Ein Efeu und ein Thymiangesträuch kamen miteinander ins Gespräch und der Efeu sagte zum Thymian: „Du dauerst mich, weil du nur ein niedrig wachsender Bodendecker bist und in gedrückter Haltung auf der Erde kriechst. Ich dagegen strebe dem Himmel zu. An einem großen Eichenbaum ranke ich mich empor bis hoch in die Spitze seines Geästs. Bis in die Wolken erheben sich meine Blätter.“
Da antwortete der Thymian: So ist es und darüber will ich nicht mit dir streiten, doch ich bewege mich selbständig auf der Erde, während du, um dich zu entfalten, die Unterstützung des Baumes brauchst und dich an ihm festklammern musst.
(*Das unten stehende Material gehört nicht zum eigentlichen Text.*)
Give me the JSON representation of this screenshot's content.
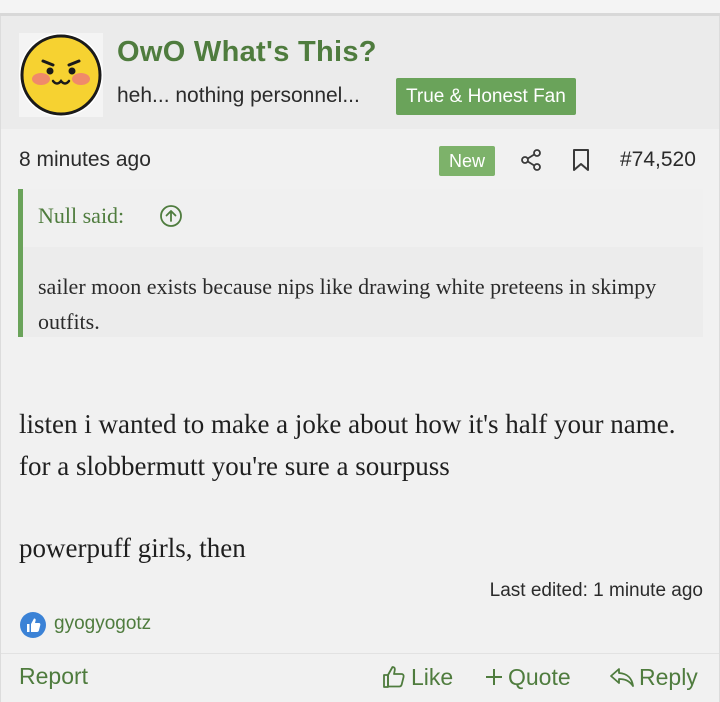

Ohne ihn würdest du auf der Erde kümmern. Hättest du nicht den Baum, an den du dich anschmiegen kannst, müsstest du noch mehr als ich auf dem Boden kriechen.“
Ähnlich, so schreibt der Fabeldichter, ist es auch mit den Menschen. Viele verhalten sich wie der stolze Efeu. Sie brüsten sich mit Gedanken und Worten, die bereits andere vor ihnen gedacht haben. Sie entwickeln nichts selbst, sondern ahmen nach und schmücken sich mit fremden Blumen, die sie bei den Griechen und Römern gepflückt haben.
Fazit: Wer emporstrebt, muss sich an Bewährtem festhalten, sollte aber nicht so tun,
als ob er ohne Hilfe auskommen würde.